Num “vuuum”, todos os ruídos do mundo desapareceram, restando apenas a voz delicada e grave de Guo Shen.
“Durma em paz... Terá um bom sonho.”
A mulher na espreguiçadeira fechou novamente os olhos, e seu espírito exaurido encontrou repouso; adormeceu profundamente, murmurando sonhos tênues.
O jovem, sentado ao lado, permaneceu imóvel como uma estátua de pedra.
...
...
No interior de uma escuridão sem fim, Guo Shen abriu os olhos.
Ele estava em meio à mais absoluta escuridão, cercado por ventos cortantes vindos de todas as direções, como se quisessem despedaçá-lo por completo.
“Consegui acessar o sonho.”
Guo Shen mantinha-se sereno. Era sua primeira vez hipnotizando alguém, e também a primeira vez em que usava o poder da chama para adentrar o sonho de outrem.

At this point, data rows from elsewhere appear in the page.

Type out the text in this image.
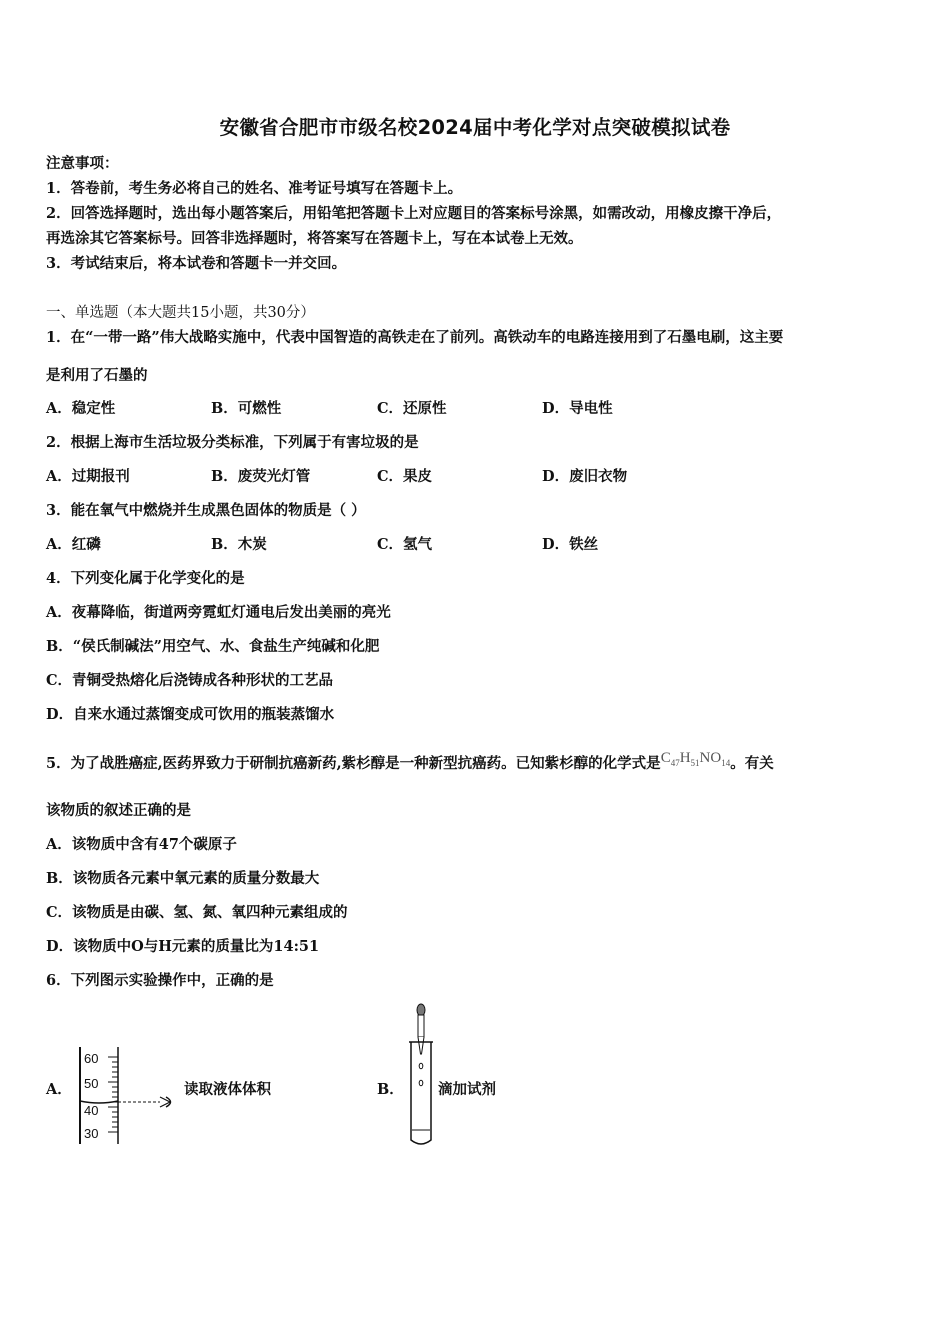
安徽省合肥市市级名校2024届中考化学对点突破模拟试卷
注意事项：
1．答卷前，考生务必将自己的姓名、准考证号填写在答题卡上。
2．回答选择题时，选出每小题答案后，用铅笔把答题卡上对应题目的答案标号涂黑，如需改动，用橡皮擦干净后，
再选涂其它答案标号。回答非选择题时，将答案写在答题卡上，写在本试卷上无效。
3．考试结束后，将本试卷和答题卡一并交回。
一、单选题（本大题共15小题，共30分）
1．在“一带一路”伟大战略实施中，代表中国智造的高铁走在了前列。高铁动车的电路连接用到了石墨电刷，这主要
是利用了石墨的
A．稳定性	B．可燃性	C．还原性	D．导电性
2．根据上海市生活垃圾分类标准，下列属于有害垃圾的是
A．过期报刊	B．废荧光灯管	C．果皮	D．废旧衣物
3．能在氧气中燃烧并生成黑色固体的物质是（ ）
A．红磷	B．木炭	C．氢气	D．铁丝
4．下列变化属于化学变化的是
A．夜幕降临，街道两旁霓虹灯通电后发出美丽的亮光
B．“侯氏制碱法”用空气、水、食盐生产纯碱和化肥
C．青铜受热熔化后浇铸成各种形状的工艺品
D．自来水通过蒸馏变成可饮用的瓶装蒸馏水
5．为了战胜癌症,医药界致力于研制抗癌新药,紫杉醇是一种新型抗癌药。已知紫杉醇的化学式是$C_{47}H_{51}NO_{14}$。有关
该物质的叙述正确的是
A．该物质中含有47个碳原子
B．该物质各元素中氧元素的质量分数最大
C．该物质是由碳、氢、氮、氧四种元素组成的
D．该物质中O与H元素的质量比为14:51
6．下列图示实验操作中，正确的是
A．
60
50
40
30
读取液体体积	B． 滴加试剂
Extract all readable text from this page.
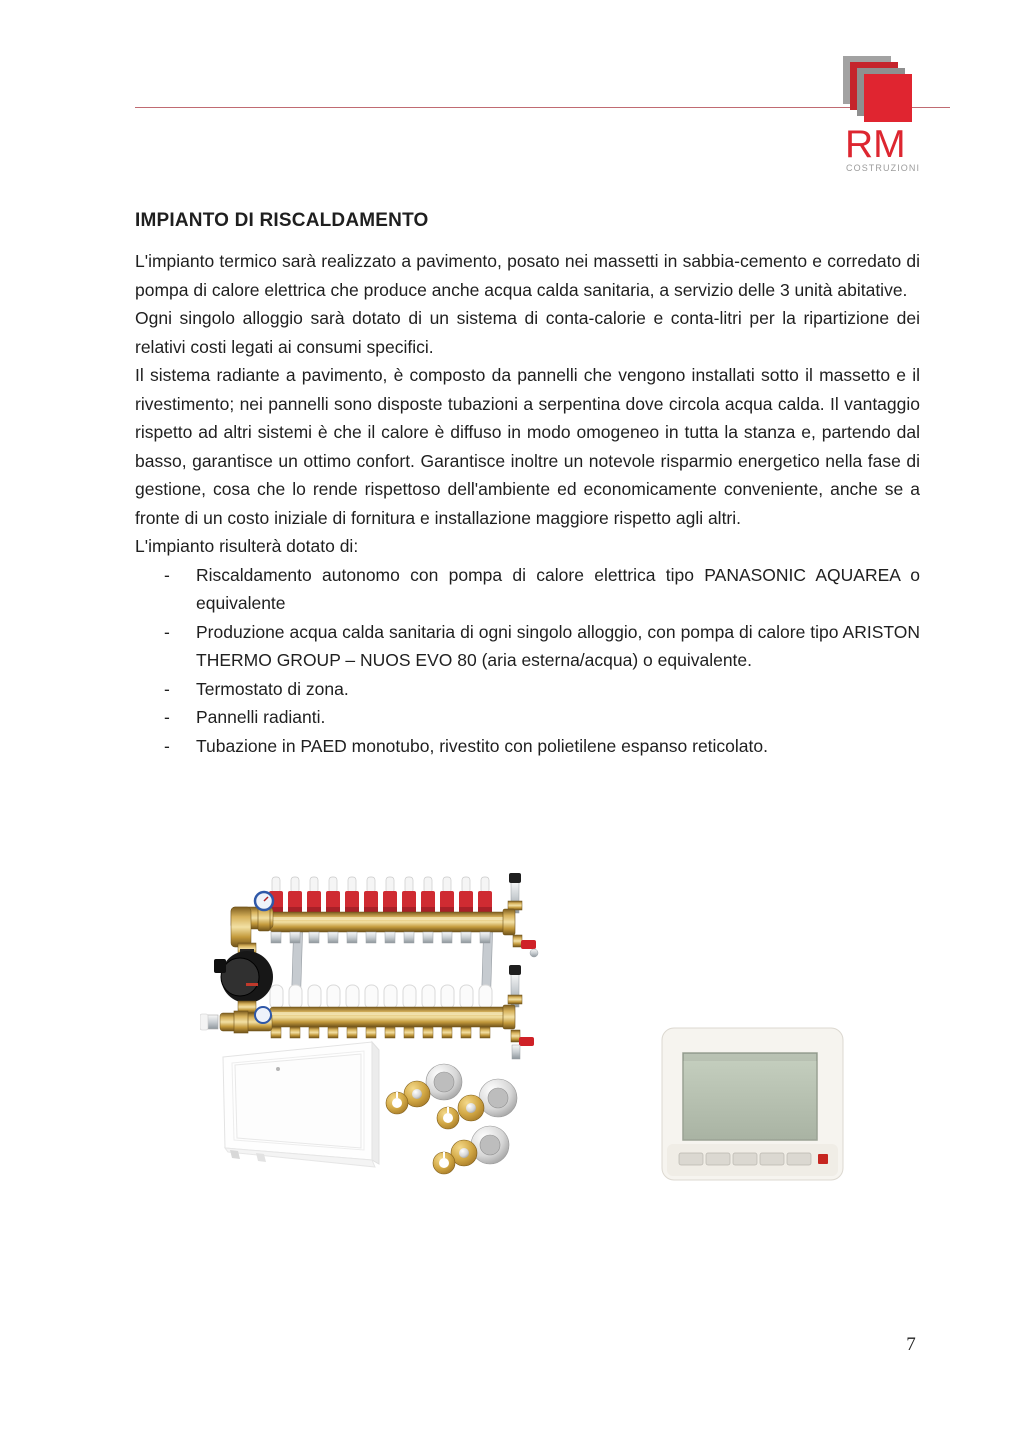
RM
COSTRUZIONI
IMPIANTO DI RISCALDAMENTO

L'impianto termico sarà realizzato a pavimento, posato nei massetti in sabbia-cemento e corredato di pompa di calore elettrica che produce anche acqua calda sanitaria, a servizio delle 3 unità abitative.

Ogni singolo alloggio sarà dotato di un sistema di conta-calorie e conta-litri per la ripartizione dei relativi costi legati ai consumi specifici.

Il sistema radiante a pavimento, è composto da pannelli che vengono installati sotto il massetto e il rivestimento; nei pannelli sono disposte tubazioni a serpentina dove circola acqua calda. Il vantaggio rispetto ad altri sistemi è che il calore è diffuso in modo omogeneo in tutta la stanza e, partendo dal basso, garantisce un ottimo confort. Garantisce inoltre un notevole risparmio energetico nella fase di gestione, cosa che lo rende rispettoso dell'ambiente ed economicamente conveniente, anche se a fronte di un costo iniziale di fornitura e installazione maggiore rispetto agli altri.

L'impianto risulterà dotato di:

- Riscaldamento autonomo con pompa di calore elettrica tipo PANASONIC AQUAREA o equivalente
- Produzione acqua calda sanitaria di ogni singolo alloggio, con pompa di calore tipo ARISTON THERMO GROUP – NUOS EVO 80 (aria esterna/acqua) o equivalente.
- Termostato di zona.
- Pannelli radianti.
- Tubazione in PAED monotubo, rivestito con polietilene espanso reticolato.
7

Diferente do que ocorrera com Han Dang.
Agora, a chama apenas começava a tomar forma; ele ainda não havia desenvolvido habilidades como a de criar um domínio onírico... Ou seja, Guo Shen ainda não construíra seu próprio território de sonhos; na ocasião do orfanato, fora arrastado à força para o domínio da verdade de Han Dang.
Desta vez, porém, foi ele quem se “mergulhou” de forma voluntária.
“O sonho de uma pessoa comum ser tão gélido, tão escuro... Isso só pode ser um pesadelo terrível.”
Um sonho tão ruim indicava que o espírito dela estava à beira do colapso.
Se não tivesse cruzado seu caminho, ou o de alguém com capacidade de hipnotizar...
Aquela dama certamente... não teria salvação.
Guo Shen estendeu a mão, e seus dedos, num gesto lento, conjuraram uma série de chamas que rasgaram a escuridão, dançaram aos rugidos e, por fim, formaram uma luminária flutuante, iluminando aquele mundo onírico.
A neve e o vento cortante foram afastados do círculo de luz aos seus pés pela chama ardente.
“No sonho... o poder da chama é ainda maior do que eu imaginava.”
Guo Shen fechou o punho, sentindo a flutuação de sua energia mental. “De fato... minha natureza extraordinária se inclina para o lado espiritual.”
Suspirou suavemente.
O fogo se espalhou, e o círculo de luz se expandiu gradualmente.
Guo Shen falou em voz baixa, desejando estender ao máximo a luz de sua chama... para enxergar claramente aquele sonho.
“Expandir.”
Uma ordem, como quem dita as leis do próprio destino.
A chama brilhou como maré, avolumando-se como um oceano, rasgando e incinerando por completo a longa noite escura.
Naquele instante, o rosto da mulher adormecida ganhou um tom rubro, a frieza de seu corpo deu lugar ao calor.
No mar de fogo, o pesadelo revelou sua verdadeira face.
Guo Shen ergueu o olhar, sombrio.
Entre as chamas, viu o topo daquele mundo onírico: nuvens densas, tingidas de escarlate pelo fogo... onde se delineavam nariz, olhos, presas.
Era um rosto humano.
Ou, mais precisamente, o rosto de um demônio.
As nuvens pairavam baixas sobre o mundo do pesadelo, tingidas de sangue, a expressão demoníaca exposta, a boca aberta como se quisesse devorar o céu e a terra.
Se ele não estava enganado... Com a aproximação daquele rosto demoníaco, em breve todo o sonho seria engolido, e a mente da sonhadora se despedaçaria de vez.
Se aquilo fosse a marca espiritual remanescente de algum objeto selado...
Então tal objeto seria de uma crueldade extrema, impossível para uma pessoa comum resistir.
Inspirando fundo, Guo Shen recordou-se do dia em que, na Gaiola dos Fantasmas, abateu os espectros.
Naquela ocasião, eram milhares de demônios, todos caíram sob seu golpe.
Depois de ter vislumbrado o verdadeiro inferno, jamais temeria fantasmas.
Com dois dedos apontou para o enorme rosto demoníaco no céu.
Em pensamento, pronunciou uma palavra.
“Cortar—”
Os dois dedos traçaram lentamente uma linha.
O sonho tremeu intensamente, a noite negra, frágil como papel, se rasgou em mil pedaços num instante.
No último segundo, ao rosto demoníaco surgiram nos olhos expressões de surpresa, perplexidade, e até medo — mas tudo durou apenas um instante; junto com as nuvens escuras, foi partido em duas metades.